En Afrique, les cigarettiers enfument les populations

Dans une interview accordée au quotidien français Le Figaro le 20 janvier dernier, André Calantzopoulos, PDG de Philip Morris International, a dévoilé sa stratégie pour se retirer du « marché de la cigarette d’ici dix ou quinze ans ». Pourtant, en Afrique, le cigarettier mène des campagnes de lobbying agressives auprès des gouvernements contre les politiques antitabac et poursuit la commercialisation massive de cigarettes plus toxiques, afin de gagner des parts de marché sur un continent particulièrement stratégique.

 

Prévalence tabagique : le continent africain à rebours de la tendance mondiale

 

En Europe et aux États-Unis, la prévalence tabagique est en baisse continue.
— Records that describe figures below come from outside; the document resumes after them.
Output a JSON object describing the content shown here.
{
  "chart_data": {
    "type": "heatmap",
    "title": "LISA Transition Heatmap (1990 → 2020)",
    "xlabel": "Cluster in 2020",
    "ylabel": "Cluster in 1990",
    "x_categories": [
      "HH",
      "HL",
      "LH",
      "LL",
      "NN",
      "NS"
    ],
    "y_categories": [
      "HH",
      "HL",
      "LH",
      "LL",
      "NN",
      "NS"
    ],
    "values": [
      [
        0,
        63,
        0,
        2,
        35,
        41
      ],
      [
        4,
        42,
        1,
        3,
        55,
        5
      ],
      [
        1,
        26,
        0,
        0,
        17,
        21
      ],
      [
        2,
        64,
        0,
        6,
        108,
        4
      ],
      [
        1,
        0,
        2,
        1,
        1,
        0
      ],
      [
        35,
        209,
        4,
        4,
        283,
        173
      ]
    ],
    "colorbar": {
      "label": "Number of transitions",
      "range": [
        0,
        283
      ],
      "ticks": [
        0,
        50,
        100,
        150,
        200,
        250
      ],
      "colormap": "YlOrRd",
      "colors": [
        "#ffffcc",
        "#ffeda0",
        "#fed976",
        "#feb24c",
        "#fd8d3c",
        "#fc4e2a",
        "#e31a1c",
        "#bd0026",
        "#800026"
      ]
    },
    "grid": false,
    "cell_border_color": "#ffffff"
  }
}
En France, de 42 % des plus de 18 ans en 1974, la part du nombre de fumeurs est passée à 32 % en 2018, selon l’Observatoire français des drogues et des toxicomanies (OFDT). Entre 2015 et 2025, le nombre de fumeurs devrait, selon les projections de l’Organisation mondiale de la Santé (OMS), chuter de 11 % en Europe et de 17 % en Amérique. En revanche, des hausses sont attendues en Afrique, en Asie du Sud-est et dans la région méditerranéenne. Entre 2012 et 2025, la hausse du nombre de fumeurs en Afrique est estimée à 40 %. Les pays les plus touchés devraient être le Congo-Brazzaville, le Cameroun ou encore la Sierra Leone.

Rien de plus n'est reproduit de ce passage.